Ingerbrit A. Ringheim was a native of Norway being born in Voss in 1835. He was the fifth of seven children.
In 1856, he came to the United States and settled in Decorah. He worked on a farm for a short while before becoming a store clerk. In 1865, he came to Nevada and entered into a merchant partnership with a Mr. Johnson, with the firm being known as Johnson & Ringheim. He continued his dry goods business in the same location until the day he died.
He married Mrs. Lorinda T. Johnson on December 19, 1867. They had four children, Siveri, Ada J., Emma C., and Jennie. Lorinda was born February 3, 1842 (approximate date). She died on March 11, 1872, just nine days after the birth of their
fifth child. On May 6, 1874, Mr. Ringheim married Miss Jennie Sime, daughter of Colben Sime. Jennie Sime was born January 9, 1850, in Vossevangen, Norway. She came to Chicago in 1861, and later came to Nevada. She was a member of the Lutheran Church. This union was blessed with eight children: Lida B., Charles I., Bessie, Sarah, Edwin A., Noah A., David T., and Ingerbrit A., later known as “Ivan.”
The Ringheim household was home for extended family as well. There were fifteen people living in the household in the 1880 census. In addition to Mr.
and Mrs. Ringheim and their seven children were two nieces, a nephew,
Mrs. Ringheim’s sister, and two servants. The nephew, Andrew M. Ringheim, clerked in Mr. Ringheim’s store and later took over the dry goods business in Nevada.

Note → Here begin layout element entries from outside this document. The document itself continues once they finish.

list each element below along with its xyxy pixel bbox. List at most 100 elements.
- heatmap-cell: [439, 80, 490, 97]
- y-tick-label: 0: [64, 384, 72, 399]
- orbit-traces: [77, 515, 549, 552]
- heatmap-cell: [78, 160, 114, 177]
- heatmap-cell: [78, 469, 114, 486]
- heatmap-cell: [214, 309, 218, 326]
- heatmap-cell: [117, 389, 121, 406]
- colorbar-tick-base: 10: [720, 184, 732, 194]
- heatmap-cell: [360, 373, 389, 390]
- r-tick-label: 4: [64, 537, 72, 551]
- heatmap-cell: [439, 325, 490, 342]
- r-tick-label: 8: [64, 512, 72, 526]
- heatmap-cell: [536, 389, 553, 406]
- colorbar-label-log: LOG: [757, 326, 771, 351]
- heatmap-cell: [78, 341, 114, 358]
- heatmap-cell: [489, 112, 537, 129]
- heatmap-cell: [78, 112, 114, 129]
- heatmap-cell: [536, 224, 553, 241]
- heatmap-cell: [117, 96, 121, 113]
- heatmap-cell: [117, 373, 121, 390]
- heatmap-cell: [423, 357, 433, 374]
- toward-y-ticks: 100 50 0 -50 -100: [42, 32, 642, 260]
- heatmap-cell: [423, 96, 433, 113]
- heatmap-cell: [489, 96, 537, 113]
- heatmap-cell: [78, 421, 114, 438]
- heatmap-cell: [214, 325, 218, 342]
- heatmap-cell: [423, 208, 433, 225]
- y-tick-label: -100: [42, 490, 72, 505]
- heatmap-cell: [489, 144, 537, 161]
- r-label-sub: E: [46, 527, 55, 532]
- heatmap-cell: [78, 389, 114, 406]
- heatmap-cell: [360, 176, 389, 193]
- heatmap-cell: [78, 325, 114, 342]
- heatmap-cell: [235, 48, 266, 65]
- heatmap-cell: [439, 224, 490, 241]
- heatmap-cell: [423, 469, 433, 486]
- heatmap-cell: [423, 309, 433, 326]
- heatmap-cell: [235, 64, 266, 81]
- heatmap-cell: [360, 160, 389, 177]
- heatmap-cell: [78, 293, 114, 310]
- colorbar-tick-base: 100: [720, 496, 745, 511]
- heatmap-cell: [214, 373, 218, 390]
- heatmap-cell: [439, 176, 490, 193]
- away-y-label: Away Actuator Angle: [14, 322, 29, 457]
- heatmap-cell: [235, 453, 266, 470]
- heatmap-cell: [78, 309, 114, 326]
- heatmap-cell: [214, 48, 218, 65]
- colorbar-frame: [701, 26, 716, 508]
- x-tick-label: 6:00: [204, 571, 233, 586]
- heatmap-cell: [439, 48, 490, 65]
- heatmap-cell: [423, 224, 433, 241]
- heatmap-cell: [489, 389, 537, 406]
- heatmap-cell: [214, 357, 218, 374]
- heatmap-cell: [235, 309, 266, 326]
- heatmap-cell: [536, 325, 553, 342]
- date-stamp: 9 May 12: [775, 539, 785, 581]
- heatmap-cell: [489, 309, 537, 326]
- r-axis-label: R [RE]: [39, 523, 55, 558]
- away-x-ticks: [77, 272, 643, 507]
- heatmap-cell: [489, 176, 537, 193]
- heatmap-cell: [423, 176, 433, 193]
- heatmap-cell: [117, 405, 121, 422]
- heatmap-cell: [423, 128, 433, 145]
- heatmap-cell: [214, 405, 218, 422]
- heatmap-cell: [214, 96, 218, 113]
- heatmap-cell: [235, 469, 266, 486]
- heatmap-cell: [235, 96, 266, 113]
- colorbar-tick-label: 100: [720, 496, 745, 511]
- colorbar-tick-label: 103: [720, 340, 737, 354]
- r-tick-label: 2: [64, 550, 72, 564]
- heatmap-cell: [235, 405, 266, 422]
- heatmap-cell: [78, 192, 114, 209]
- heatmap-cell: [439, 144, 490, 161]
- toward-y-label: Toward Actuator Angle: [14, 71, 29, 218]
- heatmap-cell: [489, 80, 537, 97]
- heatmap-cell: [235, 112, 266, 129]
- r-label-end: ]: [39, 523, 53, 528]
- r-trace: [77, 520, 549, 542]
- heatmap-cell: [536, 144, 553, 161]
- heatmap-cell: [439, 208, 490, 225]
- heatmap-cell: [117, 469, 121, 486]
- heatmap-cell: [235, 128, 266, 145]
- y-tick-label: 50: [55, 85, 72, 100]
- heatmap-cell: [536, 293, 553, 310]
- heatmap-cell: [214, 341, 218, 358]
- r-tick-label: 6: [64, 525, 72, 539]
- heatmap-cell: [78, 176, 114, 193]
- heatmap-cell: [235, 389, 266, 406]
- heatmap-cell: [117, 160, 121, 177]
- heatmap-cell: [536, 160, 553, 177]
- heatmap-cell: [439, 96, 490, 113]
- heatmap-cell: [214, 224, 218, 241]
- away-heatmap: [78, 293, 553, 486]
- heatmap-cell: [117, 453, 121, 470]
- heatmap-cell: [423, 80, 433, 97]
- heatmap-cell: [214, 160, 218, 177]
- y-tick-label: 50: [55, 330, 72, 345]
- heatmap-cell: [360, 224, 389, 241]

One of these servants, Carrie Knutson nee Isaacson, related her experience living in early Nevada. She came to Nevada at the age of fifteen to work for Mrs. Tolbert and her husband, a miller. She stayed with the Tolberts for six months. As her
wages were not very high, Carrie took a position at the Ringheims for $2.00 per week, which was a lot of money for a girl with little knowledge. Mrs. Ringheim was patient and soon Carrie learned how to cook and wash.
After Miss Isaacson left the Ringheims, she went to the hotel near the Ringheim’s store. There Mrs. Hutchins hired her. Noticing Carrie’s handsewn apron she wore to work, Mrs. Hutchins soon had her sewing table cloths, sheets, pillowslips and clothes
for her five children. Mrs. Hutchins cut them out and Carrie sewed them.
After many months of sewing, Mrs. Hutchins had Carrie work in the dining room. When the cook left, Carrie replaced him. She made her own yeast bread,
biscuits, rolls, pies, cookies, doughnuts, tarts, mincemeat, and puddings. She stayed there off and on for nine years making as much as $5.00 per week.
When she left employment at the hotel, the Ringheims asked her back but instead she worked for Jack Ross, who was then renting the hotel.
I. A. Ringheim held positions of trust and responsibility in the interest of school and city government. He was also a pillar of the Lutheran Church, of which he was a member.
I. A. Ringheim died on October 10, 1893. He is buried in the Nevada Cemetery. Jennie moved to California in 1906 to be near her children. She died on January 2, 1945, at San Fernando, California.
Sisters Hannah Ringheim, born April 30,1858, and Emily Ringheim, born December 19, 1855, were born in Decorah. They were the daughters of Knute and Margaretta Ringheim. Knute and Margaretta also had two other daughters and one son.
In the early 1880s they made their way to Nevada to work under the apprenticeship of their uncle, I. A. Ringheim. In 1882, they made their home on Locust
Street at the present address of 716 5th Street. This home stayed in the ownership of Ringheim family members until 1963.
In 1885, the sisters opened their own dry goods business under the name of “H. and E. Ringheim.” It was located at the present address of 1024 6th Street. Their brother Andrew joined them in business in 1887 in the adjoining room to the north. In 1906,
they merged the two businesses and became known as “Ringheim and Ringheim.” The sisters also had interests in a dry goods business in Perry. They were
enterprising women and were well recognized in the area for their fine quality of goods.
Hannah was hit and killed by a car while crossing the street at the corner of 6th Street and H Avenue on July 15, 1920. Her funeral services were held at both
the home and at Memorial Lutheran Church. At that time it was described as perhaps being the largest gathering of people ever brought together in Story
County for a funeral service.
After Hannah’s death, Emily retired from active management of the business leaving it in the hands of her brother Andrew. She continued to spend as much time in the store as her health would permit until she was compelled to retire in 1924. Her death occurred at home in 1944.